-
Notifications
You must be signed in to change notification settings - Fork 118
Description
Describe the bug
I am trying to add new expressions to ActivitySim model specs to estimate models, but the estimation is crashing with a NameError: name 'df' is not defined error. The error traces to Sharrow. See the full error tracing below. (This seems to be because the new expressions are not in the Sharrow flow?)
For example, adding a new distance interaction term with household income (util_dist_income_under_50) in the school_location_SPEC.csv below causes the estimation to crash. I've confirmed that income_segment is in the chooser data in the estimation data bundle.

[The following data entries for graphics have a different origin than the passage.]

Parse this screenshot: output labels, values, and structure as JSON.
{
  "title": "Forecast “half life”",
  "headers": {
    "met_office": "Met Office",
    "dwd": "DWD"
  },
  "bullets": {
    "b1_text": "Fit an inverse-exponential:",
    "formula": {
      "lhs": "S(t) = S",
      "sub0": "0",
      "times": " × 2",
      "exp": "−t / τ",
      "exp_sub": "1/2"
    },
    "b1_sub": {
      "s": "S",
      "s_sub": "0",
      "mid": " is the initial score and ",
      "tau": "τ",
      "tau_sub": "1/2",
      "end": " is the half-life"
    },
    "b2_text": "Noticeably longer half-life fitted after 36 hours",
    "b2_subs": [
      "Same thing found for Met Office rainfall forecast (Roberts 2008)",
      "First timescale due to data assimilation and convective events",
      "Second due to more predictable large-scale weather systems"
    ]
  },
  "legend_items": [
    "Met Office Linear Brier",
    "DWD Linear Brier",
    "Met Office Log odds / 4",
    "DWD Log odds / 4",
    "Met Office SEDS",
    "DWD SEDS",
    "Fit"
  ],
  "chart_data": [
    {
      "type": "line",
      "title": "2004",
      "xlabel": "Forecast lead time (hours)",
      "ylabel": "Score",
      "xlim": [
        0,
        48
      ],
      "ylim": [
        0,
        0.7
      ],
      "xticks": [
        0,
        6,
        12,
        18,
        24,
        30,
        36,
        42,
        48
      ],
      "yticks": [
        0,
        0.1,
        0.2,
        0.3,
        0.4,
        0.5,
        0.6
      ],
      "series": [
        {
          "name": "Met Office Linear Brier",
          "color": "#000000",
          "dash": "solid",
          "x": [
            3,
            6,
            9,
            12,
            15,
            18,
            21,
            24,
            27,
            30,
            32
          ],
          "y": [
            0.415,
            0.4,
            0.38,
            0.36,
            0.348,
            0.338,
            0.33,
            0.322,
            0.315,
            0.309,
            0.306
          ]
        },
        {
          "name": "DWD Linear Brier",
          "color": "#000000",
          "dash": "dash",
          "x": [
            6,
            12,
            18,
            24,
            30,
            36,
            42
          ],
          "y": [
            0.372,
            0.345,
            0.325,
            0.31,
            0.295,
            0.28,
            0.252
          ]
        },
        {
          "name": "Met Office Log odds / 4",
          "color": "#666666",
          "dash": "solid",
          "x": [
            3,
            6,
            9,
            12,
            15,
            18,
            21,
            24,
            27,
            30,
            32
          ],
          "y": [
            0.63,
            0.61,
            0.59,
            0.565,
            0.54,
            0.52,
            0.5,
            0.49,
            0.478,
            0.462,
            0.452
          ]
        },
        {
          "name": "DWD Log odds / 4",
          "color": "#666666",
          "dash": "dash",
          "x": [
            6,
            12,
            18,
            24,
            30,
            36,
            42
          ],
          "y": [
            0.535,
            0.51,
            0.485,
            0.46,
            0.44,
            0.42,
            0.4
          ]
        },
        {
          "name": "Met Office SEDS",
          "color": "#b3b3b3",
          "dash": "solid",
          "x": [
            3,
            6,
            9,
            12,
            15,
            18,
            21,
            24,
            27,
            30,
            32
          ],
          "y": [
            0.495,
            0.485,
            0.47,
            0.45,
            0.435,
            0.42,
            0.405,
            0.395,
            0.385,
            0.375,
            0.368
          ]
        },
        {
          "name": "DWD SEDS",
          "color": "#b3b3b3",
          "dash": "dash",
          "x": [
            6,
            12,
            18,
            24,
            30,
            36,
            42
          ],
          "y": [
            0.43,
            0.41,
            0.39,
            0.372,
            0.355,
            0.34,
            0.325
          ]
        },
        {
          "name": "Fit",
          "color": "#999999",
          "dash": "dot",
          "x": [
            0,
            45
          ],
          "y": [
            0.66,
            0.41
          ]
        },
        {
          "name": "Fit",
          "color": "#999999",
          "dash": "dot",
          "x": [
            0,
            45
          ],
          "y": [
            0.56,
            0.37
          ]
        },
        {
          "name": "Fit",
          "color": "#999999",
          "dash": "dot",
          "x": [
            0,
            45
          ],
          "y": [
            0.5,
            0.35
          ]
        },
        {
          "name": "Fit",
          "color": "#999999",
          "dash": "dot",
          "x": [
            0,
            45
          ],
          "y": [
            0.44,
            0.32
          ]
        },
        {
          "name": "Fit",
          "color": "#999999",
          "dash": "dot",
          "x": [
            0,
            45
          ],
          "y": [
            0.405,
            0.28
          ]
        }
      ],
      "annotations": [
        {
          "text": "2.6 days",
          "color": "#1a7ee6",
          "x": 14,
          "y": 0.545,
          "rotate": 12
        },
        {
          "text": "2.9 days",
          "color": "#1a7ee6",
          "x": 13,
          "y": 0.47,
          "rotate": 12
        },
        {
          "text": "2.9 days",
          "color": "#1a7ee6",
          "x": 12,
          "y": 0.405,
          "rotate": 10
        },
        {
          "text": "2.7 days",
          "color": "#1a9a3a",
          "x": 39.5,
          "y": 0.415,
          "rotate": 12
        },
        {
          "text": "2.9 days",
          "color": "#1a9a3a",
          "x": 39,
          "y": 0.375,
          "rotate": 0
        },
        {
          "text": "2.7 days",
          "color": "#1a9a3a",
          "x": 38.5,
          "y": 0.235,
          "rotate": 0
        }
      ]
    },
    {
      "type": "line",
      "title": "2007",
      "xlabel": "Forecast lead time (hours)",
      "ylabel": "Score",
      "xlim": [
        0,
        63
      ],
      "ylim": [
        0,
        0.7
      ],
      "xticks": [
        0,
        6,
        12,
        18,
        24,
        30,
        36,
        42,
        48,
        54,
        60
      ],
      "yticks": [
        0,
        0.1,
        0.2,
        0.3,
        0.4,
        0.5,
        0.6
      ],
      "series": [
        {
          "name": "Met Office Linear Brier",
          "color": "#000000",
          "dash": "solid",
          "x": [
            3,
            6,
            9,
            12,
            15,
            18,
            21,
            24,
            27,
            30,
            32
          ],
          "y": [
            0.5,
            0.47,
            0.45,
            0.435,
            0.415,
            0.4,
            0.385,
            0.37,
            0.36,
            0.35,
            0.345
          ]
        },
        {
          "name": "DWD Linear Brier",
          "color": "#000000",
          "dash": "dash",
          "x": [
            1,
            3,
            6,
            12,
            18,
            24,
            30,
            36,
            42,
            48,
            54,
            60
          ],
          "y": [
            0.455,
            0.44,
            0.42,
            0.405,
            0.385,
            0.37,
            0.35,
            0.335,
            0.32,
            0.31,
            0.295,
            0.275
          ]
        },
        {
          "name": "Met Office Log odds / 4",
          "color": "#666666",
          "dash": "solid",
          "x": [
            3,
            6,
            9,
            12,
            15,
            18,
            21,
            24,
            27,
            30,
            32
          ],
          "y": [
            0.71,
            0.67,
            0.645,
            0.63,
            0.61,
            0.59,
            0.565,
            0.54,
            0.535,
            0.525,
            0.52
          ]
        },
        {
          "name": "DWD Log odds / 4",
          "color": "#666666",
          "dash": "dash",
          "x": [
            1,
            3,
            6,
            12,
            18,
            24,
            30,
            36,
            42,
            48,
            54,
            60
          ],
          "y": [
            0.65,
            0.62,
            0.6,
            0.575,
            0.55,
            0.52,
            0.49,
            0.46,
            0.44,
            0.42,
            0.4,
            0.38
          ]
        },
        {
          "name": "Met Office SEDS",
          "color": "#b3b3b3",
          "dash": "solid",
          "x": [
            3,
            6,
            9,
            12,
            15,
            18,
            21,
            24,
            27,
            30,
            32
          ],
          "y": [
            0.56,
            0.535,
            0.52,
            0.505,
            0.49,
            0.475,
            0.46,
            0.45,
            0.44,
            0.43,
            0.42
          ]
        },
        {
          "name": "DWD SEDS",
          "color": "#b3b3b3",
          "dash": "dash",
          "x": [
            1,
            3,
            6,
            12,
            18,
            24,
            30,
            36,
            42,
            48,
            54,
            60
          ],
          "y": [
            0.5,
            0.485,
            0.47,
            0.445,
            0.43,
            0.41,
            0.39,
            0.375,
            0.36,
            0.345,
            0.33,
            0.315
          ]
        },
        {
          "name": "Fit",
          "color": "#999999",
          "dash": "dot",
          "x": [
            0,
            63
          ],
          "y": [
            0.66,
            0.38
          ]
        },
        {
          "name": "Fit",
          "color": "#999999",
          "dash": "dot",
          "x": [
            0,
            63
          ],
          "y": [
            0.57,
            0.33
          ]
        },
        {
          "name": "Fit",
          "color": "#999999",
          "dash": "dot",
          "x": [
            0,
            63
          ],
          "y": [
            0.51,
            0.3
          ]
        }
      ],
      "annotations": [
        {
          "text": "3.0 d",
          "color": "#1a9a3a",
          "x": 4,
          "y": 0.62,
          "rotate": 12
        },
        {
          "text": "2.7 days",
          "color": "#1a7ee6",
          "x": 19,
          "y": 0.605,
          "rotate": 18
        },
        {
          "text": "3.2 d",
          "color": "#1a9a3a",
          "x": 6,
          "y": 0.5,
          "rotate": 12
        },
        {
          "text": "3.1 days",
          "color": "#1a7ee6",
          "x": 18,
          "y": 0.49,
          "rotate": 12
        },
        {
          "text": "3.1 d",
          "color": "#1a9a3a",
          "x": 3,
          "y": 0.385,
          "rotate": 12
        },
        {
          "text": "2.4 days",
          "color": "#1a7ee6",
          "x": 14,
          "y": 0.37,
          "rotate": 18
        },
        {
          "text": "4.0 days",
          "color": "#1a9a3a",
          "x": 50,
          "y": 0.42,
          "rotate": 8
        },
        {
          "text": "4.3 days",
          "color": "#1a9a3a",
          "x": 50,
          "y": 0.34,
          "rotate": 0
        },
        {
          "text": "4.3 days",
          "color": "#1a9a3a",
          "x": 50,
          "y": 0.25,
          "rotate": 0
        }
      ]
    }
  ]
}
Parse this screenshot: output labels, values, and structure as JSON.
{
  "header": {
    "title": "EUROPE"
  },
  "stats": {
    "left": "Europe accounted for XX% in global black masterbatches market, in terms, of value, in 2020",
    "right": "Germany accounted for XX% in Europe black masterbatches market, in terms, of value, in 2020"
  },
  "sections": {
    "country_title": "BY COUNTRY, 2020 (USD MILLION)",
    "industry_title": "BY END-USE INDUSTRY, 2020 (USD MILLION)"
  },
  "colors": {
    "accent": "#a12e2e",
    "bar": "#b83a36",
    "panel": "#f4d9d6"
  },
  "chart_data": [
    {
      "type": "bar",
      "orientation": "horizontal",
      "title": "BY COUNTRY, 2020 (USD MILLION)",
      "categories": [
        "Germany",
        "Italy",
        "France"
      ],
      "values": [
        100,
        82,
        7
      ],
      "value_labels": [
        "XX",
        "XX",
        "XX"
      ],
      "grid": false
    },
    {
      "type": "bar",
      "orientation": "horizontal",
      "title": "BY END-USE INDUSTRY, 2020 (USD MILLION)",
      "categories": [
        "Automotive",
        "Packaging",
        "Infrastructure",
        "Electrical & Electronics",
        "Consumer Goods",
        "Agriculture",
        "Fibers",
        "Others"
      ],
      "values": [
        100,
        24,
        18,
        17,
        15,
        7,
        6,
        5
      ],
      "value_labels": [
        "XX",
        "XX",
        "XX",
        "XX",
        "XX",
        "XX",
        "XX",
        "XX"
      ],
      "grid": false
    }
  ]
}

There is nothing special about the new expression, it uses the same syntax as the existing ones.
| Label | Description | Expression | highschool |
|---|---|---|---|
| # Existing expressions | |||
| util_dist_part_time | Distance,part time | @(df['pemploy']==2) * _DIST | coef_highschool_dist_part_time |
| ... | |||
| # New expressions | |||
| util_dist_income_under_50 | Distance, income under 50k | @(df['income_segment']==1) * _DIST | coef_highschool_dist_income_under_50 |
TypingError: Failed in nopython mode pipeline (step: nopython frontend)
Failed in nopython mode pipeline (step: nopython frontend)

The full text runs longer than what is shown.